Nothing doing. General MacArthur must worry along with the “blockade-runners” as best he could, no matter how much hemp money might be poured into the insurgent coffers. So that in the latter part of 1902, although the more respectable of the insurgent leaders had then surrendered, even in the hemp country, the flames of public disorder, which had flickered for a spell after the Batangas lesson, broke out anew in the province of Albay, and in parts of Sorsogon, the two provinces of the hemp peninsula having the best sea-ports. The man at the head of this Albay insurrection was a sorry scamp of some shrewdness by the name of Simeon Ola, with whom I afterwards had an interesting and in some respects most amusing acquaintance. But that is another story. I have simply brought the whole archipelago abreast of the close of 1902, relatively to public order. In this way only may the insurrections in Albay and elsewhere in 1902–03, described in the chapter which follows, be understood in their relation to a comprehensive view of the American occupation from the beginning, and not be regarded as “a local issue” like General Hancock’s tariff, having no general political significance. In this way only may those insurrections be understood in their true relation to the history of public order in the Islands. The Commission always represented all disturbances after 1902 as matters of mere banditti, such as have been chronic for generations in Calabria or the Transcaucasus, wholly distinct from, instead of being an inevitable political sequel of, the years of continuous warfare which had preceded. Their benevolent obsession was that the desire of the Philippine people for independence was wholly and happily eradicated.
[1] Mr. Williams to Mr. Cridler, Senate Document 62 (1898), p. 319.
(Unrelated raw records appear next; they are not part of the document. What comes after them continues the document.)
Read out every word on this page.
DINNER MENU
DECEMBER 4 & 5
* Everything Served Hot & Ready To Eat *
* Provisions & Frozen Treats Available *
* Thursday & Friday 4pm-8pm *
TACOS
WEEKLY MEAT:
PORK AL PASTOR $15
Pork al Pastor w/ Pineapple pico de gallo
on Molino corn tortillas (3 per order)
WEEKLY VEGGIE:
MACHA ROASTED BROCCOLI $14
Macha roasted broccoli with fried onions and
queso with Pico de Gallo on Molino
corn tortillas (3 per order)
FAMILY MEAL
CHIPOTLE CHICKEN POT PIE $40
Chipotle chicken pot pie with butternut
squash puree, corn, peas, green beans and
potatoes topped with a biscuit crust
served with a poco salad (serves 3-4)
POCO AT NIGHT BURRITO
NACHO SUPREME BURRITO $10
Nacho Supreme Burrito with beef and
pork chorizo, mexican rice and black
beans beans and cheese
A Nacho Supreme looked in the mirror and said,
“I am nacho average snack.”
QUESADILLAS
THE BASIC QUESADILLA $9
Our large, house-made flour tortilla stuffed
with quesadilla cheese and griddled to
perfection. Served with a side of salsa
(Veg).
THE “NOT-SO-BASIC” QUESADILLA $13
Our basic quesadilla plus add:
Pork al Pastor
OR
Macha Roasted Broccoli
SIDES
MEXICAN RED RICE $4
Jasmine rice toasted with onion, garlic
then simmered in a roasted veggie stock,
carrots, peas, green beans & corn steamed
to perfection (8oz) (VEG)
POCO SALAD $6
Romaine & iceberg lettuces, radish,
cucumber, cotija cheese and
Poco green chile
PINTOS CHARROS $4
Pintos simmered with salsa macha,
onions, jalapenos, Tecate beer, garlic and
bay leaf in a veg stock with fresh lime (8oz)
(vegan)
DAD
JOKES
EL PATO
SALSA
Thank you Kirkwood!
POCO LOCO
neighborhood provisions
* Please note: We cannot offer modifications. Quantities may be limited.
[2] See First Report of Taft Philippine Commission to the Secretary of War, p. 17.
[3] General MacArthur’s report for 1901, War Department Report, 1901, vol. i., pt. 4, p. 90.
[4] Correspondence Relating to the War with Spain, vol. ii., p. 1241.
[5] J. R. Arnold, of the Philippine Civil Service Board, in North American Review, for February, 1912.
[6] Correspondence Relating to War with Spain, vol. ii., p. 1261.
[7] War Department Report, 1901, vol. i., pt. 4, p. 98.
[8] Senate Document 331, pt. 1, 57th Congress, 1st Session, 1902, p. 136.